Now it looks like truckers will get a better idea of what the government has in mind shortly. In a monthly regulatory update posted earlier this week, the Department of Transportation listed June 7 as the projected publication date for its proposal to alter hours of service regulations.
That date is not binding and could change, but it’s the first insight the DOT and FMCSA have provided as to when a proposed rule on hours of service reforms could be unveiled. Even if things progress smoothly, the required procedural steps likely mean a revised hours rule would not take effect until 2020 or later.
The proposal is still under review by the White House’s Office of Management and Budget. OMB must approve the rule before sending it back to FMCSA for publication. FMCSA filed the rule with OMB in late March.
Last summer and fall, FMCSA sought feedback from industry stakeholders on what revisions they’d like to see made to federal hours of service regulations. Chao announced in March that the DOT and FMCSA were planning a formal proposal to alter hours of service regulations. But, neither Chao nor officials at FMCSA have said what changes they intend to make to hours of service regs.

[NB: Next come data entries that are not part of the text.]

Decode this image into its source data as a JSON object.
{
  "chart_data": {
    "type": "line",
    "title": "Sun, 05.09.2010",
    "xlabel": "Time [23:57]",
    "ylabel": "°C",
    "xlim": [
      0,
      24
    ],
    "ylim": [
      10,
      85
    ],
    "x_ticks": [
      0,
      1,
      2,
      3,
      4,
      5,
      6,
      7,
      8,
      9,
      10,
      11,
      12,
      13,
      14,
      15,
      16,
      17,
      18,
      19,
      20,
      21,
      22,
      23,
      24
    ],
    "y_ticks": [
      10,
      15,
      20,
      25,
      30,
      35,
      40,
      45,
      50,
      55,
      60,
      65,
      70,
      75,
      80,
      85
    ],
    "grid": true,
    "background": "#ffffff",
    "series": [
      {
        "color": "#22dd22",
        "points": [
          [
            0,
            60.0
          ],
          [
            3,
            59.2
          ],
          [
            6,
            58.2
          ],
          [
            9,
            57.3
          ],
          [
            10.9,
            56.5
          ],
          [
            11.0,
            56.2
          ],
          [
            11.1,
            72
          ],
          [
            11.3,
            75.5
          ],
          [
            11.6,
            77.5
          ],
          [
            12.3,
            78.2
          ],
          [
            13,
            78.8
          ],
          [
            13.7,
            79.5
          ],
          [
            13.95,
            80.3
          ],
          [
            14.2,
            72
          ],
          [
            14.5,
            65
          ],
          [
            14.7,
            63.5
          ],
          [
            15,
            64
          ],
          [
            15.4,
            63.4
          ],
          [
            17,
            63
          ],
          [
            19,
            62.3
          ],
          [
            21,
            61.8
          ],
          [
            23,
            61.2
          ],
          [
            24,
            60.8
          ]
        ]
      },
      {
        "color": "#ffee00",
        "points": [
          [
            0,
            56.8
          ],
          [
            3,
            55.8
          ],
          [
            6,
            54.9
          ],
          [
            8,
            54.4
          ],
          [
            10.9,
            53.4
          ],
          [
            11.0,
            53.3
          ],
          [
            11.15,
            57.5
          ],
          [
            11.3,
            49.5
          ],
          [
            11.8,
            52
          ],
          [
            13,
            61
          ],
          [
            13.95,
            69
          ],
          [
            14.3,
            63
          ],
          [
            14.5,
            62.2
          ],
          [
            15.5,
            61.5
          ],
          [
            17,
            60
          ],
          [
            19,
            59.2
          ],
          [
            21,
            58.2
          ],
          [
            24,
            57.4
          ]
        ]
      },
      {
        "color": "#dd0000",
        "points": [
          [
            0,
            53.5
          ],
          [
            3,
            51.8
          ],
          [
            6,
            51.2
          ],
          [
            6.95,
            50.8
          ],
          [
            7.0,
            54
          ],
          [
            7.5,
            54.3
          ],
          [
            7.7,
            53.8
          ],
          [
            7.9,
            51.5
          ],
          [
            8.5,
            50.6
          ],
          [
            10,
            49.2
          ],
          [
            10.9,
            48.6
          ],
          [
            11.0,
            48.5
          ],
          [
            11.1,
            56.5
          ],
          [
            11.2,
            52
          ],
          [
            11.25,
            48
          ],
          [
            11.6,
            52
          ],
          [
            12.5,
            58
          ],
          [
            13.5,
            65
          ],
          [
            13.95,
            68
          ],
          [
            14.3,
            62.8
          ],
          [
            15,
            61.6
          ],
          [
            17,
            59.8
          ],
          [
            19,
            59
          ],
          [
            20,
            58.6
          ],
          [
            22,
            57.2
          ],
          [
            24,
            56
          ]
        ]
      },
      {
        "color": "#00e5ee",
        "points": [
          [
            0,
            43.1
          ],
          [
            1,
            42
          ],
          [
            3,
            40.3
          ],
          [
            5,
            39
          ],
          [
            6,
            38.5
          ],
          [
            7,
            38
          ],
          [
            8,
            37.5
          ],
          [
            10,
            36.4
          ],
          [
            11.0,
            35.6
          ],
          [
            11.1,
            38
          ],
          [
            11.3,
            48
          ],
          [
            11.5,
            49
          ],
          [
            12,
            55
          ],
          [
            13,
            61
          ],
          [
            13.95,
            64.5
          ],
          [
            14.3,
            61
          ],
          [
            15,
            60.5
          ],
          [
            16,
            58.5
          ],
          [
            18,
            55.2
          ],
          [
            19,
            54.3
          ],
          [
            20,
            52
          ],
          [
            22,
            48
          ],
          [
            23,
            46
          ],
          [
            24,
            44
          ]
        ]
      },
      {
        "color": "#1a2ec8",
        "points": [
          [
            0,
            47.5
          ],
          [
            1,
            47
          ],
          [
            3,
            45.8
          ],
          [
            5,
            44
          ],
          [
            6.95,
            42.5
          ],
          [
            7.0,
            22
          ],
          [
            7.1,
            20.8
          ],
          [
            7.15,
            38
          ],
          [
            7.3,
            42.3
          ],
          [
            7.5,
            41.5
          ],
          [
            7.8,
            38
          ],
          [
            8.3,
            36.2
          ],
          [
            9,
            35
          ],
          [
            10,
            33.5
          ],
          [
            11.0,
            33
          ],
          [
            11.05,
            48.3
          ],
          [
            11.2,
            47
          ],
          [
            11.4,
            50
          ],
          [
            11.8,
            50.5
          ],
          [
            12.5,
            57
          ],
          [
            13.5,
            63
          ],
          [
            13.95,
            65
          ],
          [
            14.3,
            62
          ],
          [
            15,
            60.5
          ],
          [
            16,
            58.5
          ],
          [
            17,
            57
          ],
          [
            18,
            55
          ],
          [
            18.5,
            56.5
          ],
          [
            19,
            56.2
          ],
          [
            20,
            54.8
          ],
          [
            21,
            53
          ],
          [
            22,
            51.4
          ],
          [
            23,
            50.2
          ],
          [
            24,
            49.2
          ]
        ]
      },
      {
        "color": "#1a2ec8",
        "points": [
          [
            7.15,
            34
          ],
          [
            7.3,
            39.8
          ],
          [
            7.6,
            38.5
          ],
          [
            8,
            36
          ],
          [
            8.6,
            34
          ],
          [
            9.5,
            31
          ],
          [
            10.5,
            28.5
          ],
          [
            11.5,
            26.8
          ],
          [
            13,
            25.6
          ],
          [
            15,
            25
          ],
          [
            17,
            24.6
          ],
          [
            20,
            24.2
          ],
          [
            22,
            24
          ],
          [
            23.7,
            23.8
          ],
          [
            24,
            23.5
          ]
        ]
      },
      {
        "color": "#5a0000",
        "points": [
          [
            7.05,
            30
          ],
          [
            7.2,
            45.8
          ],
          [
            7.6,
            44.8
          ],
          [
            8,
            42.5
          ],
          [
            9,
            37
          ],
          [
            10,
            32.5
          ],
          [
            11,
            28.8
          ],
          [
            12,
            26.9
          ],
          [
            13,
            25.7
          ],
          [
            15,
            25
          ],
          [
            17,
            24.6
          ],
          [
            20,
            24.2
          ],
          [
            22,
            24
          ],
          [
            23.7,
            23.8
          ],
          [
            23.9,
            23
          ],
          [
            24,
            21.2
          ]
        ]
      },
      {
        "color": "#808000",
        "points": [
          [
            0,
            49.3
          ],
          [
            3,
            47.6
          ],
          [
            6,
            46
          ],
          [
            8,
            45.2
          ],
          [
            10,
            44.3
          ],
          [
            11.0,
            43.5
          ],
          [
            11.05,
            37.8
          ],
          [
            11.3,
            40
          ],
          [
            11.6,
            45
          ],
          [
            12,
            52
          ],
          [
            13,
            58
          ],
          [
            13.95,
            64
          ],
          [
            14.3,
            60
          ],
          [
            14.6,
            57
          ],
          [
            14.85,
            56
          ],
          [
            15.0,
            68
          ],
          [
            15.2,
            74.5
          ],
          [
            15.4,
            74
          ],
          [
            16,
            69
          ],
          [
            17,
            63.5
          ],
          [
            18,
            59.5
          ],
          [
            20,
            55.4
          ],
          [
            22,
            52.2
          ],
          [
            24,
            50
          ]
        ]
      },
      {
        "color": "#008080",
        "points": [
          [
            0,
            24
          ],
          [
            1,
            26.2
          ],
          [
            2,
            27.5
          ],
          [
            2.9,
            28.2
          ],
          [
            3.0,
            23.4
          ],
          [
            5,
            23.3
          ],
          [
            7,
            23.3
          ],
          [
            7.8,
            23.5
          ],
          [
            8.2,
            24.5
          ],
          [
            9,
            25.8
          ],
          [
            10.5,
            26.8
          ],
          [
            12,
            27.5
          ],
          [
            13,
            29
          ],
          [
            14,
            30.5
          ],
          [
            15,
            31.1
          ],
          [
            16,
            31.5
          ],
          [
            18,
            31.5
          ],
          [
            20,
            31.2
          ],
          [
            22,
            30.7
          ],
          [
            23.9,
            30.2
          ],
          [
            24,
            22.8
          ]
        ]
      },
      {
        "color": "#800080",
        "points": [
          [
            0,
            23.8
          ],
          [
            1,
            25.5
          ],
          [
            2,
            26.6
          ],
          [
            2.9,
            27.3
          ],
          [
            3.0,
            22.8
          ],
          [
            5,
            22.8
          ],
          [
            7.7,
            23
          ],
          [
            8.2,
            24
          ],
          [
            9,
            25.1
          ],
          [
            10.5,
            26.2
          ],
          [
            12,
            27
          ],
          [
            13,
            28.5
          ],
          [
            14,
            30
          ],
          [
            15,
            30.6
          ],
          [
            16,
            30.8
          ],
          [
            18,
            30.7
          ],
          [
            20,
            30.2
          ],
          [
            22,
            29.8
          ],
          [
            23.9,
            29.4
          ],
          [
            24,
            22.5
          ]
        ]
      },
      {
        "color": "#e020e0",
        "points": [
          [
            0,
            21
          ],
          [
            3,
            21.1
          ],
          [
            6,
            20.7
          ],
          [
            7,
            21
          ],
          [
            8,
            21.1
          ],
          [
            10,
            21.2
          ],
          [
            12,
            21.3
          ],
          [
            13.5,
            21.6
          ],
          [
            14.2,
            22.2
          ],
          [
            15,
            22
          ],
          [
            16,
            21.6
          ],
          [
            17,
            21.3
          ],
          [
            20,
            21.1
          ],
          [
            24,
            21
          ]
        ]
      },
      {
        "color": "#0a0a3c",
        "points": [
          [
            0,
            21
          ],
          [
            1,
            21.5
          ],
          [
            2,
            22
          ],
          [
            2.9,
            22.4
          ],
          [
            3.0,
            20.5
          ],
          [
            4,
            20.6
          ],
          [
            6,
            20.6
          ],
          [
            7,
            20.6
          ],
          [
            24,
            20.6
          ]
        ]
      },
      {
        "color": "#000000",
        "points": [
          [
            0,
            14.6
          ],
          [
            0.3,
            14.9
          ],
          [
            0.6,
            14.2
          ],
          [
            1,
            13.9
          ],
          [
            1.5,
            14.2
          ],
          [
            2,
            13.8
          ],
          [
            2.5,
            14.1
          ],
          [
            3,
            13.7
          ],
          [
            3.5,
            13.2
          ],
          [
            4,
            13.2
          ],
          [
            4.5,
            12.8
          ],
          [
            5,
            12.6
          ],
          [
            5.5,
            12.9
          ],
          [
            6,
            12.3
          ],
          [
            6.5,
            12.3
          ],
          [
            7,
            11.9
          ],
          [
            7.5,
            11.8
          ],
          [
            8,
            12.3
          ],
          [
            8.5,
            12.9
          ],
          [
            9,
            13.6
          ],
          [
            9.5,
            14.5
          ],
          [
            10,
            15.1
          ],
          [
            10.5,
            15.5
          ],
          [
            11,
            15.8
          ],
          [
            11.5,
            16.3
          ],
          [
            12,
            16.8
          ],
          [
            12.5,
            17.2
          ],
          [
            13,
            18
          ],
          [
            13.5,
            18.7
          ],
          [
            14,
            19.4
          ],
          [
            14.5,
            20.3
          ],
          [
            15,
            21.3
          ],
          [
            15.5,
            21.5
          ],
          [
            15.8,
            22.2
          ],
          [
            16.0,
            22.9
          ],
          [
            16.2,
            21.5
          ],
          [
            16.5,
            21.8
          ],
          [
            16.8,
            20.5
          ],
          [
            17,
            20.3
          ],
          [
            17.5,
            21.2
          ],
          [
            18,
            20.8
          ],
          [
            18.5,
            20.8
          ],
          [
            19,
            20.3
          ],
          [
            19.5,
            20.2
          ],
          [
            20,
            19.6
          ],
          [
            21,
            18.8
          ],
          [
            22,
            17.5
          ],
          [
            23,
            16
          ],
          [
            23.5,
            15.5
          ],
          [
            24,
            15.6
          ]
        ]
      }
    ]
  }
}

Also listed in the DOT’s regulatory update is a projected window for public comments on the proposed changes. The DOT lists July 26 as the closing date for the comment period, meaning it would last roughly 50 days.
After publishing a notice of proposed rulemaking on hours of service, FMCSA will accept public comments and then decide whether to proceed to a final rule and whether changes need to be made to the proposed rule based on the public comments that are submitted.